Pero en Filosofía nadie puede apropiarse legítimamente de la Verdad. Ni siquiera Aristóteles… Como usted bien dice, el amor es una condición ineludible para el ejercicio de la Filosofía, y éste es siempre deseo de aquello que no se tiene; en el caso del filósofo, la sabiduría. Ser filósofo es sufrir (sentir la carencia) de no saber y salir en búsqueda de la Verdad para colmar esa falta. La Verdad es la máxima aspiración de la Filosofía, su summum. Pero, al mismo tiempo, todo filósofo genuino sabe que ella lo supera, no puede aprehender ni controlar a la Verdad en forma absoluta, como a la vida en el discurso de Rowling.  Por eso, en Filosofía, pensar es, sobre todo, repensar. Incluso la bellísima concepción de la amistad que nos dejó Aristóteles (quien, de seguro, hasta su muerte, jamás cesó él mismo de repensarla).

La verdad no es fácil. Y, así, no son pocos los que la contrastan con la felicidad: son más felices -dicen- los que no se cuestionan y aceptan lo dado sin más. Pero, como afirma la creadora de Harry Potter: “decidir vivir en espacios reducidos conduce a una forma mental de agorafobia que acarrea sus propias pesadillas”.

Esos espacios reducidos no son sólo las formas apáticas y conformistas de ser y estar en el mundo, sino también los modos más fanáticos y supersticiosos de aferrarse a las muy diversas -y dispares- ideologías. Vivir en espacios reducidos significa mantenerse ciego ante la naturaleza infinitamente compleja de la Verdad, transitar la vida con anteojeras y carecer de la humildad que exige la contemplación de la eternidad con “ojos” siempre condicionados. Las ideologías, en definitiva, encarnan la arrogancia y despotismo de cualquier tipo de “verdad” arbitraria con airetes de sentencia máxima. Nada más lejos de esa contundencia descubierta en el sutil y escurridizo aleteo del colibrí en el poema de Paz…
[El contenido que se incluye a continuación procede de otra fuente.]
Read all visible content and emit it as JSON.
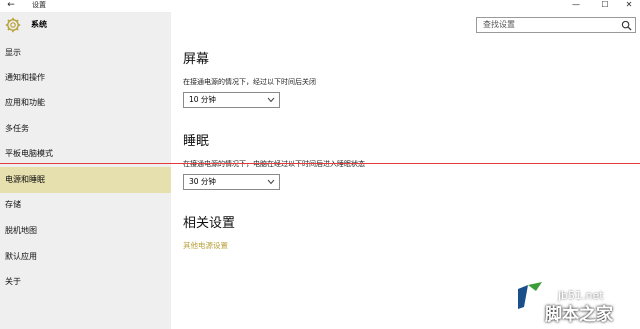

En su Ética, Spinoza afirma que existe una “inteligencia amante”, colmo de una vida buena. Esta inteligencia se nutre del amor al conocimiento, pero no de la certidumbre absoluta de una totalidad omniabarcadora, sino de las causas y efectos inteligibles de las cosas singulares. Porque a través de la comprensión racional de lo particular aprehendemos la evidencia de la infinitud, y sus ilimitados modos de manifestarse.

Cuando comprendemos que cada cosa tiene su razón de ser, claudica la rigidez de la ideología moralizante, germen de las opresivas “maldiciones imperdonables”. Y se despliega, con magnificencia, la plenitud del ser, mientras la nada se desvanece junto al humo del Avada Kedavra.